To be clear, when we spoke with Mr. Kohler, the Xbox still ran like a champ. In fact, after we finished our "Special Edition" Monday recording I proceeded to play it. It was Tuesday that things began to turn sideways.
I was playing The Last Remnant, somewhere around hour five-hundred thirty-three of that game, when I noticed some strange graphical glitches. Much of the action was covered in small black squares. Graphical glitches being nothing new for this title, I assumed Square Enix's struggles with Unreal Engine 3 had found a new way to manifest itself.
Of course, it hadn't. I saved, having just claimed a new remnant (The Dead-Heart), I had already saved. I just turned the system off and started it back on. Everything seemed okay, so I continued to my target, a confrontation with forces of "The Conquer."
The graphics began to struggle again, so I turned it off, after getting a taste for the joy I was about to experience. It would have to hold me over until I got home from work the next day.
Of course, I spent at least a small amount of time that day thinking about how "awesome this will be."
I came home.
Turned on the console.
E74.
It's a strange feeling. When I bought my 360 I knew all about the hardware failures, yet I never felt that there was any risk it could happen to me. It left me feeling powerless.
I went through the stages of grief.
1. On - Off - On - Off. Certainly, this thing would work long enough that I could complete this battle.
2. I grumbled and groaned that Microsoft cannot create a consistently reliable piece of hardware. I wanted all these years to get a dependable console. "They must be some kind of incompetents!"
3. "Come on, you can run! I know you can! Just let me play the rest of the game, and I'll send you off for some much-needed R&R!"
4. I began to think there was no way I was going to ever complete this damn game. All that time lost. Wasted. I was beside myself.
5. I went and dug up some packing material, a cardboard box from 1999 for an industrial Panasonic VCR. As to why I had such a box I have no answer.
Of course, I screwed up the packing job, I neglected to put my address and the repair number on the exterior of the box, as Microsoft's handy packing chart extols you to do. They have the serial number and my address on the repair, if they can't connect the dots then there really is no helping them.
It landed in the mail Friday. UPS Stores are predictably a bit chaotic at this time of year, but it wasn't particularly harrowing.
If you've bared with me through this narrative, thank you. I'm sure it's even more boring then when you listen to me tell these stories on RFN (if you don't listen, please do!).
Really, the story isn't the important bits here. I did some math as to how "deep" I am into the 360, from a monetary standpoint. It's about $470.00 including the console. Once again, not really the point.

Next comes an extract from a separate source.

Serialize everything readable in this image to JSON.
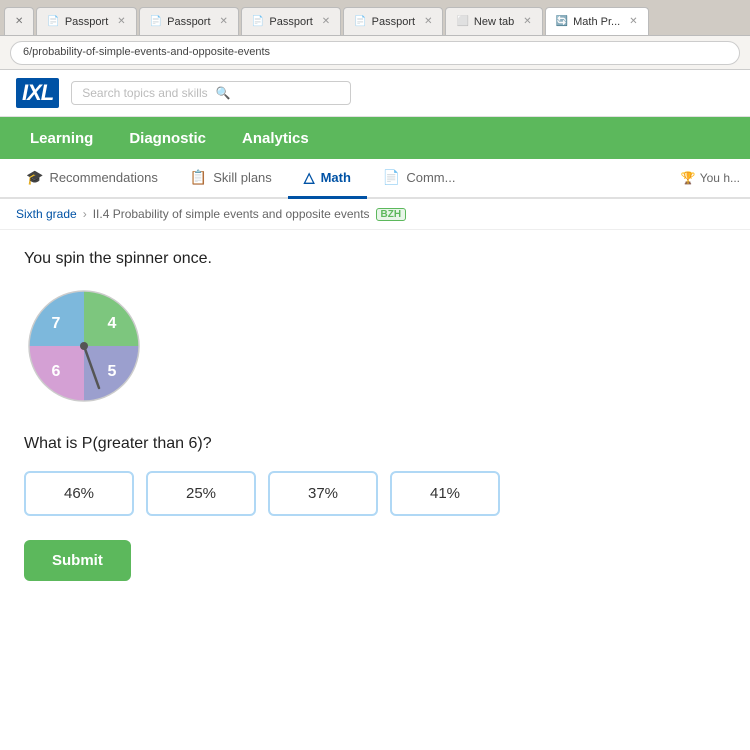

The point is a bit more technical. The 360's failure is a direct result of the power the system wields. I'll spare you the physics, but as a microprocessor becomes more complicated, more powerful, and more sophisticated it takes more electricity to run. That creates more heat.
Heat is bad for electronics.
In the case of my poor 360, it was lethal.
Having worked myself through school doing various technical support jobs, I've seen more than a few laptops cook themselves. That was something it was always unpleasant to tell a client.
Of course, as technology advances, a processor of the same power becomes more efficient. It runs cooler. Computers don't die.
In the future, consoles are going to become more powerful. At the moment, it seems almost a fools errand to try to put more power into home consoles. Games look stunning, and every year games that look even more stunning are released. However, it's going to happen.
Progress.
I'd never had a console fail before. Nintendo makes fairly robust hardware, and I have always been primarily a Nintendo owner. Don't be surprised if system failures are part of the console future. The more you pack in the box, the greater the risk.
I do hope that all future consoles look at the example of the Xbox 360. Robustness is an underrated element of console design.
Let's not kid ourselves, even after the life-cycle of a console you still expect it to work. What good is your collection of games if you have no machine to play them on?
Let's just say that I expect to see a hole in my entertainment center again, sometime in the future.
Just to be clear, I'm not writing this as a dig at the Xbox 360. It is a good console with a solid library. It just is fragile.